Bonus: ellipses and sample output:
The invocation is
scala BresenhamCircle SIZE RATIO
for example
scala BresenhamCircle 10 2
s e r B r e s
h n e e n h
e m a a m e
e r r e
m m
h a a h
n n
s e e s
e e
r r
B B
r r
e e
s e e s
n n
h a a h
m m
e r r e
e m a a m e
h n e e n h
s e r B r e s
A ratio of 2 will print a circular shape for most fonts which happen to be about twice as tall than wide. To compensate for that, we widen by 2.
# As smaller value than 2 only 1 is available:
scala BresenhamCircle 6 1
erBre
aes sea
ah ha
e e
es se
r r
B B
r r
es se
e e
ah ha
aes sea
erBre
# widening it has more freedom:
scala BresenhamCircle 12 5
s e r B r e s
a h n e e n h a
B m m B
e r r e
e s s e
B r r B
a m m a
h h
n n
s e e s
e e
r r
B B
r r
e e
s e e s
n n
h h
a m m a
B r r B
e s s e
e r r e
B m m B
a h n e e n h a
s e r B r e s
I restricted the ratio parameter for Int to keep it simple, but it can easily be widened to allow floats.
Javascript (360)
function c(r){var f=1.83;var e=2*Math.PI/(r*r*r*r*r);var s=r*2+1;var g=Array(s);for(var i=0;i<s;i++){g[i]=Array(Math.round(s*f))};for(var i=0;i<=2*Math.PI;i+=e) {var x=Math.round(f*r*Math.cos(i)+f*r);var y=Math.round(r*Math.sin(i))+r;g[y][x]=1;}for(var j=0;j<g.length;j++){for(var i=0;i<g[j].length;i++)document.write((g[j][i]==1)?'*':' ');document.writeln()}}
http://jsfiddle.net/YssSb/3/ (f is a correction factor for the line-height / font-width ratio. If you use a square font setting, i.e., set line-height = font-size, you can set f=1 and get "square" circles. Or set f arbitrarily for ellipses.)
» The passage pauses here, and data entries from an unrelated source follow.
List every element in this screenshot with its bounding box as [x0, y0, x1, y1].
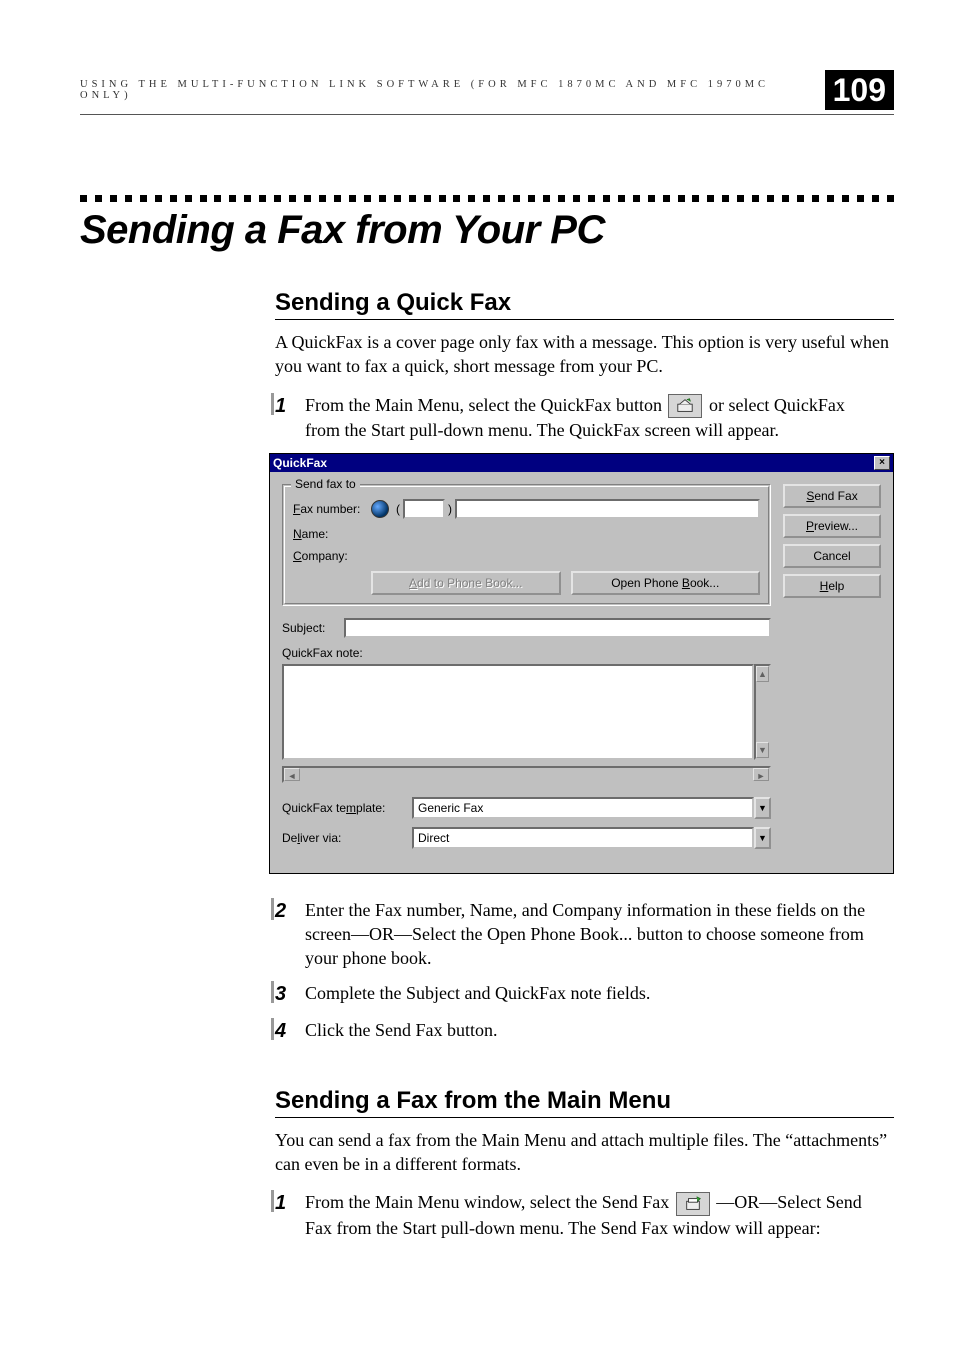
deliver-value[interactable]: Direct: [412, 827, 754, 849]
step-text: Click the Send Fax button.: [305, 1018, 894, 1045]
subject-input[interactable]: [344, 618, 771, 638]
deliver-combo[interactable]: Direct ▼: [412, 827, 771, 849]
quickfax-note-area: ▲ ▼: [282, 664, 771, 760]
paren-close: ): [448, 502, 452, 516]
note-label: QuickFax note:: [282, 646, 771, 660]
horizontal-scrollbar[interactable]: ◄ ►: [282, 766, 771, 783]
page-header: USING THE MULTI-FUNCTION LINK SOFTWARE (…: [80, 70, 894, 115]
step-text: From the Main Menu window, select the Se…: [305, 1190, 894, 1240]
intro-quickfax: A QuickFax is a cover page only fax with…: [275, 330, 894, 379]
scroll-right-icon[interactable]: ►: [753, 768, 769, 781]
step-number: 4: [275, 1018, 305, 1045]
open-phonebook-button[interactable]: Open Phone Book...: [571, 571, 761, 595]
chevron-down-icon[interactable]: ▼: [754, 797, 771, 819]
groupbox-label: Send fax to: [291, 477, 360, 491]
company-label: Company:: [293, 549, 371, 563]
scroll-left-icon[interactable]: ◄: [284, 768, 300, 781]
mm-step1-a: From the Main Menu window, select the Se…: [305, 1192, 674, 1212]
subject-label: Subject:: [282, 621, 344, 635]
mm-step-1: 1 From the Main Menu window, select the …: [275, 1190, 894, 1240]
note-textarea[interactable]: [282, 664, 754, 760]
step-2: 2 Enter the Fax number, Name, and Compan…: [275, 898, 894, 971]
step-text: Complete the Subject and QuickFax note f…: [305, 981, 894, 1008]
quickfax-toolbar-icon: [668, 394, 702, 418]
preview-button[interactable]: Preview...: [783, 514, 881, 538]
vertical-scrollbar[interactable]: ▲ ▼: [754, 664, 771, 760]
step-number: 1: [275, 1190, 305, 1240]
scroll-down-icon[interactable]: ▼: [756, 742, 769, 758]
cancel-button[interactable]: Cancel: [783, 544, 881, 568]
deliver-label: Deliver via:: [282, 831, 412, 845]
dialog-title: QuickFax: [273, 456, 327, 470]
fax-number-input[interactable]: [455, 499, 760, 519]
paren-open: (: [396, 502, 400, 516]
heading-mainmenu: Sending a Fax from the Main Menu: [275, 1087, 894, 1118]
send-fax-button[interactable]: Send Fax: [783, 484, 881, 508]
step-number: 3: [275, 981, 305, 1008]
sendfax-toolbar-icon: [676, 1192, 710, 1216]
close-icon[interactable]: ×: [874, 456, 890, 470]
running-head: USING THE MULTI-FUNCTION LINK SOFTWARE (…: [80, 79, 813, 101]
step-3: 3 Complete the Subject and QuickFax note…: [275, 981, 894, 1008]
add-to-phonebook-button[interactable]: Add to Phone Book...: [371, 571, 561, 595]
template-combo[interactable]: Generic Fax ▼: [412, 797, 771, 819]
step-4: 4 Click the Send Fax button.: [275, 1018, 894, 1045]
quickfax-dialog: QuickFax × Send fax to FFax number:ax nu…: [269, 453, 894, 874]
step-text: Enter the Fax number, Name, and Company …: [305, 898, 894, 971]
template-label: QuickFax template:: [282, 801, 412, 815]
chevron-down-icon[interactable]: ▼: [754, 827, 771, 849]
page-number: 109: [825, 70, 894, 110]
step-1: 1 From the Main Menu, select the QuickFa…: [275, 393, 894, 443]
decorative-dots: [80, 195, 894, 202]
template-value[interactable]: Generic Fax: [412, 797, 754, 819]
step-number: 1: [275, 393, 305, 443]
send-fax-to-group: Send fax to FFax number:ax number: ( ) N…: [282, 484, 771, 606]
step-text: From the Main Menu, select the QuickFax …: [305, 393, 894, 443]
name-label: Name:: [293, 527, 371, 541]
fax-number-label: FFax number:ax number:: [293, 502, 371, 516]
section-title: Sending a Fax from Your PC: [80, 208, 894, 253]
step1-text-a: From the Main Menu, select the QuickFax …: [305, 395, 666, 415]
help-button[interactable]: Help: [783, 574, 881, 598]
scroll-up-icon[interactable]: ▲: [756, 666, 769, 682]
area-code-input[interactable]: [403, 499, 445, 519]
step-number: 2: [275, 898, 305, 971]
globe-icon[interactable]: [371, 500, 389, 518]
intro-mainmenu: You can send a fax from the Main Menu an…: [275, 1128, 894, 1177]
heading-quickfax: Sending a Quick Fax: [275, 289, 894, 320]
dialog-titlebar: QuickFax ×: [270, 454, 893, 472]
Output for 3 (interestingly enough, accidentally exactly the same shape as OP), 5, 15:
******
** **
** **
* *
** **
** **
******
*********
*** ****
*** **
** **
* *
* *
* *
** **
*** **
*** ****
*********
***************
****** ******
**** *****
*** ***
*** ***
*** ***
** **
** **
** **
** **
** **
* *
** **
* *
* *
* *
* *
* *
** **
* *
** **
** **
** **
** **
** **
*** ***
*** ***
*** ***
**** *****
****** ******
***************
Python (172)
172 chars including the two mandatory newlines. Uses the Bresenham algorithm for conic curves (no divisions or multiplications); it only outputs circles for square fonts, but should be exempt from staircase effects (ie. always has the same width).
y=input();t=[y*[' ']for x in range(y)];x=0;y-=1;p=3-2*y
while x<=y:t[x][y]=t[y][x]='*';n,y=((x-y+1,y-1),(x,y))[p<0];p+=4*n+6;x+=1
for s in t[::-1]+t:print"".join(s[::-1]+s)
Not very pretty, but well, I thought I'd give it a shot.
****
* *
* *
* *
* *
* *
* *
****
********
*** ***
* *
* *
* *
* *
* *
* *
* *
* *
* *
* *
* *
* *
* *
* *
* *
* *
* *
* *
* *
* *
* *
* *
* *
* *
*** ***
********
Edit: typo, replaced addition with division.